[FOM] Iterating under Con(T)
Dmytro Taranovsky
dmytro at MIT.EDU
Fri Mar 10 17:15:48 EST 2006
Richard Heck wrote:
> A student in an advanced logic course recently asked me, "What happens
> if we start with PA and keep adding consistency statements forever?"
> To make the question more precise, define the following sequence of
> theories by transfinite recursion:
> T_0 = PA
> T_{k+1} = T_k + Con(T_k)
> T_l = \cup_{k<l} T_k, for l a limit
The problem here is passing at the limit steps from \cup_{k<l} T_k to (a
code for) a recursively enumerable function enumerating \cup_{k<l} T_k.
One needs the code to define Con(T_l).
If the transitions are done naturally, then for every natural theory S
(substantially) stronger than PA, a Pi-0-1 statement is provable in S
iff it is provable in T_alpha where alpha is the proof-theoretical
ordinal of S. The sequence ends at the first non-recursive ordinal;
T_{omega_1^CK} proves all true Pi-0-1 statements.
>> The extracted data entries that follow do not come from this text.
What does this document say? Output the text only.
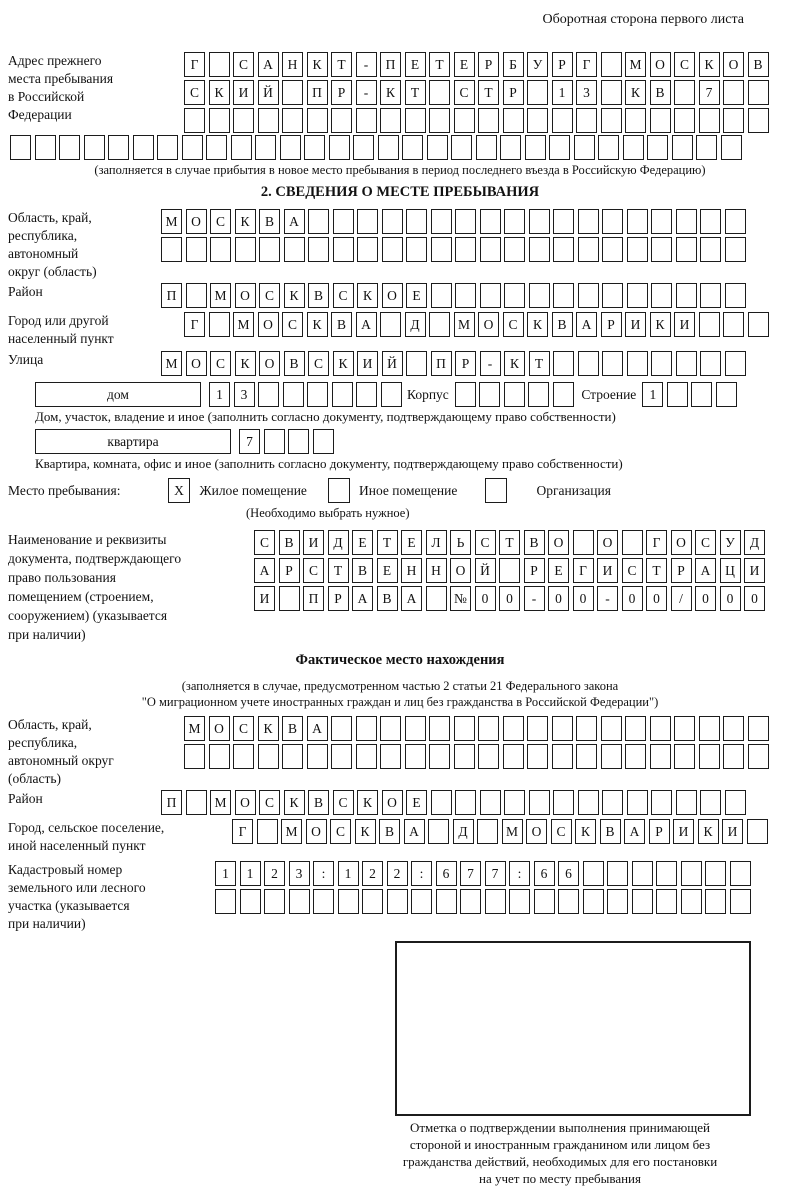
Оборотная сторона первого листа
Адрес прежнего
места пребывания
в Российской
Федерации
Г	С	А	Н	К	Т	-	П	Е	Т	Е	Р	Б	У	Р	Г	М	О	С	К	О	В
С	К	И	Й	П	Р	-	К	Т	С	Т	Р	1	3	К	В	7
(заполняется в случае прибытия в новое место пребывания в период последнего въезда в Российскую Федерацию)
2. СВЕДЕНИЯ О МЕСТЕ ПРЕБЫВАНИЯ
Область, край,
республика,
автономный
округ (область)
М	О	С	К	В	А
Район	П	М	О	С	К	В	С	К	О	Е
Город или другой
населенный пункт
Г	М	О	С	К	В	А	Д	М	О	С	К	В	А	Р	И	К	И
Улица	М	О	С	К	О	В	С	К	И	Й	П	Р	-	К	Т
дом	1	3	Корпус	Строение 1
Дом, участок, владение и иное (заполнить согласно документу, подтверждающему право собственности)
квартира	7
Квартира, комната, офис и иное (заполнить согласно документу, подтверждающему право собственности)
Место пребывания:	X	Жилое помещение	Иное помещение	Организация
(Необходимо выбрать нужное)
Наименование и реквизиты
документа, подтверждающего
право пользования
помещением (строением,
сооружением) (указывается
при наличии)
С	В	И	Д	Е	Т	Е	Л	Ь	С	Т	В	О	О	Г	О	С	У	Д
А	Р	С	Т	В	Е	Н	Н	О	Й	Р	Е	Г	И	С	Т	Р	А	Ц	И
И	П	Р	А	В	А	№	0	0	-	0	0	-	0	0	/	0	0	0
Фактическое место нахождения
(заполняется в случае, предусмотренном частью 2 статьи 21 Федерального закона
"О миграционном учете иностранных граждан и лиц без гражданства в Российской Федерации")
Область, край,
республика,
автономный округ
(область)
М	О	С	К	В	А
Район	П	М	О	С	К	В	С	К	О	Е
Город, сельское поселение,
иной населенный пункт
Г	М	О	С	К	В	А	Д	М	О	С	К	В	А	Р	И	К	И
Кадастровый номер
земельного или лесного
участка (указывается
при наличии)
1	1	2	3	:	1	2	2	:	6	7	7	:	6	6
Отметка о подтверждении выполнения принимающей
стороной и иностранным гражданином или лицом без
гражданства действий, необходимых для его постановки
на учет по месту пребывания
It is not known if the transition can be done naturally. It can be done
naturally for ordinals within natural (recursive) ordinal notations.
>From the hyperjump of zero, it is also possible to define a sequence of
Con(T)s satisfying basic formal conditions of naturalness, including
length omega_1^CK, monotonicity, recursiveness of every proper initial
subsequence of Ts, and Pi-0-1 completeness of T_{omega_1^CK}.
If the transitions are not done naturally, then the sequence may break
down by becoming non-recursive (or even proving all true Pi-0-1
statements) at the stage omega*omega. I think it is also possible to
reach omega_1^CK without ever proving Con(PA + 1-Con(PA)).
The consistency sequence can just as well be defined using Exponential
Function Arithmetic in place of Peano Arithmetic.
It is more common to construct the sequence at the Pi-0-2 or Pi-1-1
level. The reason is that at successor steps one does not need
complicated consistency statements. One can simply replace f(n) with
f(n)+1 for the Pi-0-2 statement "f is total" and increases the rank of R
by 1 for the Pi-1-1 statement "R is well-founded". The above discussion
also applies to construction of such sequences.